Microsoft Research Publishes AI Relationship Advice Study and Calls for Personhood‑Focused Research

Updated (3 articles)

Study Reveals Diverse Roles Users Assign to Relationship‑Advice AI Researchers surveyed 25 participants who regularly use chatbots for sex, dating, and relationship guidance, collecting 90 distinct prompts to map usage patterns [1]. Interviewees described AI as a sounding board, strategic planner, and emotional confidant, illustrating varied expectations for AI‑mediated intimacy [1]. Follow‑up interviews with 17 participants deepened insights into how users balance AI’s informational gaps with relational goals [1]. The authors propose design and safety guidelines to foster healthier digital intimacies [1].

Participants Actively Counteract AI Bias and Overreliance Survey respondents reported deliberately checking AI suggestions against personal judgment to avoid flattering bias and dependence [1]. They expressed concerns that unchecked reliance could exacerbate loneliness or self‑harm, prompting self‑regulation strategies [1]. Participants highlighted the need for alternative viewpoints to mitigate sycophancy [1]. These mitigation tactics underscore emerging user‑driven safety practices in AI‑assisted intimacy [1].

Folk Theories Drive Structured Prompting Strategies Users developed informal beliefs about AI behavior, shaping how they phrase questions to elicit desired responses [1]. Common tactics included framing prompts neutrally and explicitly requesting alternative perspectives to overcome perceived limitations [1]. Such “folk theories” reflect users’ attempts to predict and steer AI output in relational contexts [1]. The study recommends further research into these prompting heuristics to improve AI design [1].

CHI Meet‑up Calls for Personhood‑Centered AI Research The upcoming CHI conference will host a meet‑up dedicated to designing AI that supports personhood, defined as recognizing individuals as whole people with histories and relationships rather than solely by health status [2]. Organized by Anja Thieme, the event invites submissions that explore AI’s role in upholding relational personhood [2]. Organizers emphasize collaborative inquiry to place personhood at the core of future HCI research [2]. The call highlights a shift toward inclusive technology design that respects lived experience [2].

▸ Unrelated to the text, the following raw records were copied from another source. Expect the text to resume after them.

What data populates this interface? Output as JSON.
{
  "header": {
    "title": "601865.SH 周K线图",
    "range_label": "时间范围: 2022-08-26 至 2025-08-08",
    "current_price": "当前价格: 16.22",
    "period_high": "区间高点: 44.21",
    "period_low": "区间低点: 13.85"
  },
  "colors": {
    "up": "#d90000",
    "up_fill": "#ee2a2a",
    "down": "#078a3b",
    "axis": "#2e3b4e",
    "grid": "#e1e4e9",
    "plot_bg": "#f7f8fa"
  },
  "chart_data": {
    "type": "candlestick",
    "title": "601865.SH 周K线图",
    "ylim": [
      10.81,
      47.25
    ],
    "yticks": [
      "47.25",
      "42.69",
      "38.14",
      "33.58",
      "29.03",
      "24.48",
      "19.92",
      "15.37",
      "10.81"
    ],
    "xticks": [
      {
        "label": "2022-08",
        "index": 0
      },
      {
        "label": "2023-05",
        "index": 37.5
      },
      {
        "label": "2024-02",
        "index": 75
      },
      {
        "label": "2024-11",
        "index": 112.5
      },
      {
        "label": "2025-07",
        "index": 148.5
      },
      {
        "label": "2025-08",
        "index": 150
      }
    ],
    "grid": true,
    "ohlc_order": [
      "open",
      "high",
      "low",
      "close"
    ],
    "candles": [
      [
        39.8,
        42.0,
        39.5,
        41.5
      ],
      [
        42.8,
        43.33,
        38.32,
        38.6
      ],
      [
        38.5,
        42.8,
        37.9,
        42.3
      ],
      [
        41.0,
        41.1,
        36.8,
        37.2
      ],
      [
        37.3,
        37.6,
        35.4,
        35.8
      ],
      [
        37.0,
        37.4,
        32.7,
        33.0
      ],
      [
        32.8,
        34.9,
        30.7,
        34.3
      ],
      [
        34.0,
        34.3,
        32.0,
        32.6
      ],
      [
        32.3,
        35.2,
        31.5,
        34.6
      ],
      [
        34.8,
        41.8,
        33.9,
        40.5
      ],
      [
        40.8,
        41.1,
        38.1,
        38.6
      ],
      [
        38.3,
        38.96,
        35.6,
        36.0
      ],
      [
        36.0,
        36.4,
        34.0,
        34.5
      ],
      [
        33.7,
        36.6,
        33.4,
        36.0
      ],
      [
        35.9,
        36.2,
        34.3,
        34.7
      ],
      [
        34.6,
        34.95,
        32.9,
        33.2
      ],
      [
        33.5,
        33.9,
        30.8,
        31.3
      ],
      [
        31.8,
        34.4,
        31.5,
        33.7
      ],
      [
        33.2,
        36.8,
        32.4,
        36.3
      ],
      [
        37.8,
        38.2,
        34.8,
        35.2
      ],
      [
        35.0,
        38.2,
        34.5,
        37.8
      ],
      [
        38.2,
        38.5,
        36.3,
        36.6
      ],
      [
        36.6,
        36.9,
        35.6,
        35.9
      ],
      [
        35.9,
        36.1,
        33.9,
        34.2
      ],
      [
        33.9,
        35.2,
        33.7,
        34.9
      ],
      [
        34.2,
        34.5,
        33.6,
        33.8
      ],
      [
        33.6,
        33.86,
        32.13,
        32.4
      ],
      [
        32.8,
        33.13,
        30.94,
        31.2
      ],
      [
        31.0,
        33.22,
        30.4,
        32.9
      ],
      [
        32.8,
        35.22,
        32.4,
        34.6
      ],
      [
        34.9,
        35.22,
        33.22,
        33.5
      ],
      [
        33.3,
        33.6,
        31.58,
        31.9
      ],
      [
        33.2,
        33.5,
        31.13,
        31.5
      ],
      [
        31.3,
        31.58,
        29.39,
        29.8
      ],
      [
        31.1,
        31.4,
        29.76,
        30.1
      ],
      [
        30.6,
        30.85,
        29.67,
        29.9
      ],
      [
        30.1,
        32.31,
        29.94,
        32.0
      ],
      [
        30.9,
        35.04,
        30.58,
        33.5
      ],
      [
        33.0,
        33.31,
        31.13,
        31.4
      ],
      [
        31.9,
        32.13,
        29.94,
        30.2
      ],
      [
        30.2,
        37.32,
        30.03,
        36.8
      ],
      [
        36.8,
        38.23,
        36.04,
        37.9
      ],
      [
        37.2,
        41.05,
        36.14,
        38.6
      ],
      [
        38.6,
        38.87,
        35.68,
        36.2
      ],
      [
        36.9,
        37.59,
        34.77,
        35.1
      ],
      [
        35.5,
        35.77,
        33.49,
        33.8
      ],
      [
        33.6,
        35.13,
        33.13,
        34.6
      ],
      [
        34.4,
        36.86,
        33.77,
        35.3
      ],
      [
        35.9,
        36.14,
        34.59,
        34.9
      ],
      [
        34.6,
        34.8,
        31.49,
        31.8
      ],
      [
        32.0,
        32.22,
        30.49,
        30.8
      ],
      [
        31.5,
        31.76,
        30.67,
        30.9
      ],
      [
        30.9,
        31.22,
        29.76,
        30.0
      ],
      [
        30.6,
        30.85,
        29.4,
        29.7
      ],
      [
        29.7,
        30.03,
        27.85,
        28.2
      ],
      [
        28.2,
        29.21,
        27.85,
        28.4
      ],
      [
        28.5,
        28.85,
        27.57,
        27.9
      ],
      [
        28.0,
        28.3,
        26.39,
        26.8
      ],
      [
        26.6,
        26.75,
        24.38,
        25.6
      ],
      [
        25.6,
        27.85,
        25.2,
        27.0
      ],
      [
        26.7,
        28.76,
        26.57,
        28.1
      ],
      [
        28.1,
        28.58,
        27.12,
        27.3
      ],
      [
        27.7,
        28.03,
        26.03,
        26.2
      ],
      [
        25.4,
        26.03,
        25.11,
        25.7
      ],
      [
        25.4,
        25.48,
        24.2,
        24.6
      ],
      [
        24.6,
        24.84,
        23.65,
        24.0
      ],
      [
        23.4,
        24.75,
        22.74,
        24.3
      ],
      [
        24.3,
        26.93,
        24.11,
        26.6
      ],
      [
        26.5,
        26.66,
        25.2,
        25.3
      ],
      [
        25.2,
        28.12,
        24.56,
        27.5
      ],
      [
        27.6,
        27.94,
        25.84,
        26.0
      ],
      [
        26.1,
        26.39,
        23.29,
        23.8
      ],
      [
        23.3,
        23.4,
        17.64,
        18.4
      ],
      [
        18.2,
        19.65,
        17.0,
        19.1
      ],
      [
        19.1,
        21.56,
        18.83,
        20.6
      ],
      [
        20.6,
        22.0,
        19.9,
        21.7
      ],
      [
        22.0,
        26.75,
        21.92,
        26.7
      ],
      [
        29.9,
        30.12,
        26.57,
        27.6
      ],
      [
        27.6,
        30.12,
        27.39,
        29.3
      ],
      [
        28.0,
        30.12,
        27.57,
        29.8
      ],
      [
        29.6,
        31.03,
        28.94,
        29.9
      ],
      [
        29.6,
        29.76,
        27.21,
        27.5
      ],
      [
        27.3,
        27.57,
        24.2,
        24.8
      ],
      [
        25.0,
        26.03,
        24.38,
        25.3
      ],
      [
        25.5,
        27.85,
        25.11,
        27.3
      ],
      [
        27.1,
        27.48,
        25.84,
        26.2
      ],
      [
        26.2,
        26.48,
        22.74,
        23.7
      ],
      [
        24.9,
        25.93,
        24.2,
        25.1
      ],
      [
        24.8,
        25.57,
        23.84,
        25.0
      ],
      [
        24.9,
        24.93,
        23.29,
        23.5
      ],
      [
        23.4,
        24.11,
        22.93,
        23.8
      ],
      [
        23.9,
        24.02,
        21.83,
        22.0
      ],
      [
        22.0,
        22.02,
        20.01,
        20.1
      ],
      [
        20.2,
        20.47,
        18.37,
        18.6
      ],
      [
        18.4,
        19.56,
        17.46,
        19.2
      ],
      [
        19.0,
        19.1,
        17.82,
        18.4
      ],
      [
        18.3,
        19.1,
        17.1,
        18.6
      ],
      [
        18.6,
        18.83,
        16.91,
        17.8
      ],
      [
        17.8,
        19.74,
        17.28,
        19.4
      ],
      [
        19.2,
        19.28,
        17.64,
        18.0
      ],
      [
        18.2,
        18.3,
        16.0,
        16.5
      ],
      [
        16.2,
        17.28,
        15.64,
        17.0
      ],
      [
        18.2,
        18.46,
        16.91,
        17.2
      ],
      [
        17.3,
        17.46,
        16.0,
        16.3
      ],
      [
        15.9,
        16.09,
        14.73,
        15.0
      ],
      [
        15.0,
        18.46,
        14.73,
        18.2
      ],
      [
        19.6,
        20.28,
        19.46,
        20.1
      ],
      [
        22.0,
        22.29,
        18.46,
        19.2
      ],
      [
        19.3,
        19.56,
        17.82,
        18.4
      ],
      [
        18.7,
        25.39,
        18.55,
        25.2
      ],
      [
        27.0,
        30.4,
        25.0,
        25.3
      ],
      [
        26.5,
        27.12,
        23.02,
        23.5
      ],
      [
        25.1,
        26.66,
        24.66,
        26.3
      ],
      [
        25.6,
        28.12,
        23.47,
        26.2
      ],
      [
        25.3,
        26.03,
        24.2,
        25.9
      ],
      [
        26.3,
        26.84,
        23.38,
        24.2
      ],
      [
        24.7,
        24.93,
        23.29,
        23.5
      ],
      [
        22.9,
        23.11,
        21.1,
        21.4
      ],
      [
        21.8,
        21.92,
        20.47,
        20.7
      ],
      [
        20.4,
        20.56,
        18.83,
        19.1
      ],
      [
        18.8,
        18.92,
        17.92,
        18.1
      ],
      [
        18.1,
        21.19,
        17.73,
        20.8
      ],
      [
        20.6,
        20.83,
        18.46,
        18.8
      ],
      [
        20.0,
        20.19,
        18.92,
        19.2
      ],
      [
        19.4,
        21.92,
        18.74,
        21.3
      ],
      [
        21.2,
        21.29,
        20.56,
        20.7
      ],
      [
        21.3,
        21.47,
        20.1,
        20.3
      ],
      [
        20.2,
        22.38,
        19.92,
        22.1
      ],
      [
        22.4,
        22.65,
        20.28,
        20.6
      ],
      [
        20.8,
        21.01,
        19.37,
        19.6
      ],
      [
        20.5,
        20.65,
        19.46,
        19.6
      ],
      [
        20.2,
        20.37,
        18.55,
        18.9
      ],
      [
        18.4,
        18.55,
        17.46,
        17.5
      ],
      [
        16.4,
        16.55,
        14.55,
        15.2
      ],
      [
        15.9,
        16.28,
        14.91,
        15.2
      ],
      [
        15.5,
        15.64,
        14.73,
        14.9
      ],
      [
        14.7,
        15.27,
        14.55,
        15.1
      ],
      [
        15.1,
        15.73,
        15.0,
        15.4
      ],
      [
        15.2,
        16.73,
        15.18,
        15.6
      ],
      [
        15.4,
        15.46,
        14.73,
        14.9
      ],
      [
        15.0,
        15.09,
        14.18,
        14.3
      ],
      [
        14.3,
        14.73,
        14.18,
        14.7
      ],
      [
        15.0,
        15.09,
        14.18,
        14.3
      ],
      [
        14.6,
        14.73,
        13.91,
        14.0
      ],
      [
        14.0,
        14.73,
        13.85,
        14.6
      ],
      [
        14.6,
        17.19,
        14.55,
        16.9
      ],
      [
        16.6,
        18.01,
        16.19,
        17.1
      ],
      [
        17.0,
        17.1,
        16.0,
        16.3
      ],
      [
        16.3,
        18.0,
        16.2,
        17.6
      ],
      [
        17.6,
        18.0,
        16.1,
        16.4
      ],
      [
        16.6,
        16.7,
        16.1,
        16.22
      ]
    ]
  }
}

Existing HCI Work Lays Foundation Yet Gaps Remain Prior HCI studies have examined identity, values, and lived experience in contexts such as stroke, bereavement, and dementia, providing a basis for investigating AI’s impact on personal identity [2]. Despite this foundation, the mediation of personhood by AI remains under‑researched, prompting the meet‑up’s focus [2]. Researchers are urged to address this gap by developing frameworks that integrate AI into holistic understandings of self [2]. The initiative seeks to expand scholarly attention beyond health‑centric applications toward broader relational dimensions [2].